Satashi Nakamoto has been nominated for a Nobel prize, and Bitcoin is still on neutral ground in Taiwan. Here are the cryptocurrency highlights of week 46:
- The man, woman, or group behind Bitcoin, Satoshi Nakamoto has been nominated for the 2016 Nobel Prize in Economics by UCLA Professor of Finance Bhagwan Chowdhry. In his blog post detailing his decision Chowdhry calls the invention of Bitcoin “nothing short of revolutionary”, and adds that the “Bitcoin Protocol has spawned exciting innovations in the FinTech space by showing how many financial contracts — not just currencies — can be digitized, securely verified and stored, and transferred instantaneously from one party to another.” Despite the nomination, Nakamoto is not expected to reveal himself even if he wins the Nobel prize.

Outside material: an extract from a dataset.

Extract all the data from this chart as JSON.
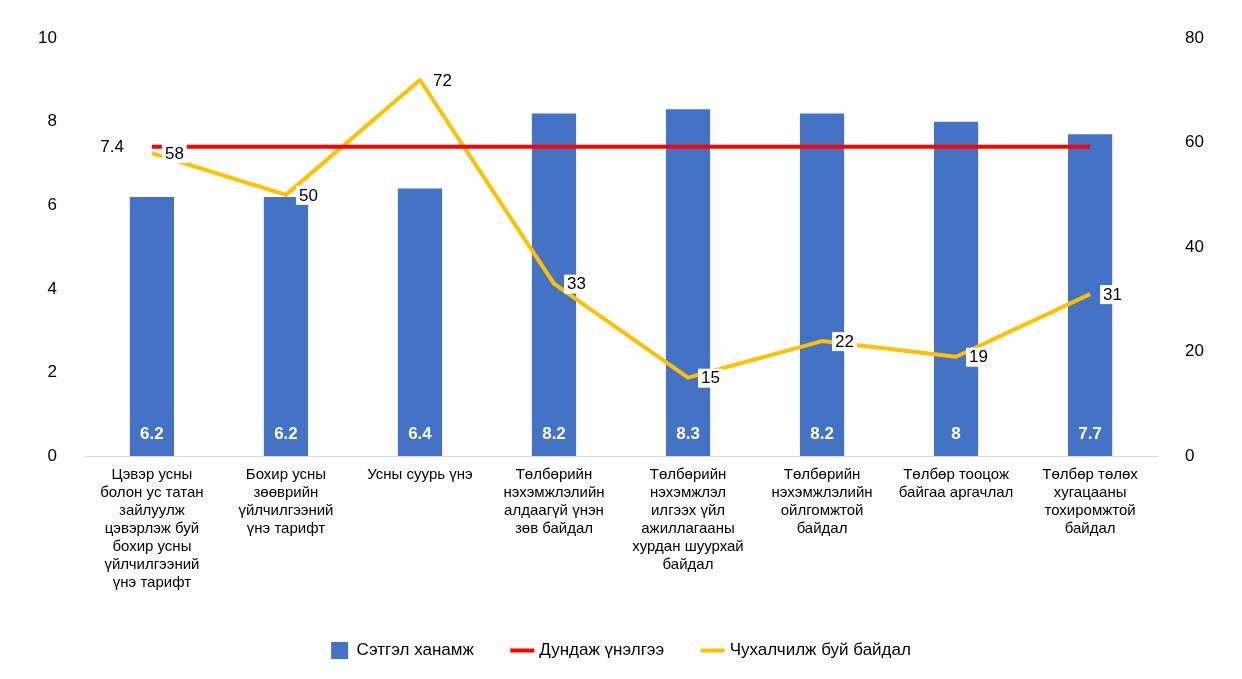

- Japan’s Ministry of Economy, Trade and Industry (METI) has unintendedly provided some support for Chowdhry’s nomination, as it recently discussed the potential impact of blockchain technology and concluded: “The impact of blockchain is huge. Its importance is similar to the emergence of Internet and Google”. On the other hand, the minutes of the meeting do note that “centralized processing has merit providing liquidity”.
- The man who is believed to be Satoshi Nakamoto, Cryptographer and legal expert Nick Szabo, spoke at an Ethereum Developer Conference (DevCon1) this week. Szabo noted that smart contracts could “substitute an army of lawyers and accountants” while speaking extensively about the “security benefits of decentralised monetary systems built using blockchain technology.” A full summary can be found here.
- Bitcoin is not banned in Taiwan according to Taiwan’s Financial Supervisory Commission (FSC). For now, its stance on Bitcoin remains neutral despite speculation it was moving towards more restrictive policies. It would appear that the Taiwanese news service Central News Agency incorrectly reported that the FSC had deemed digital currencies “illegal”.
- After seven weeks of continuous gains for Bitcoin its winning streak ended with a serious crash this week. The price plummeted by almost fourteen percent to a current exchange rate of about $333 per coin. Compared to Bitcoin’s recent peak above $500 just one and a half weeks ago the digital currency has even lost one third of its value.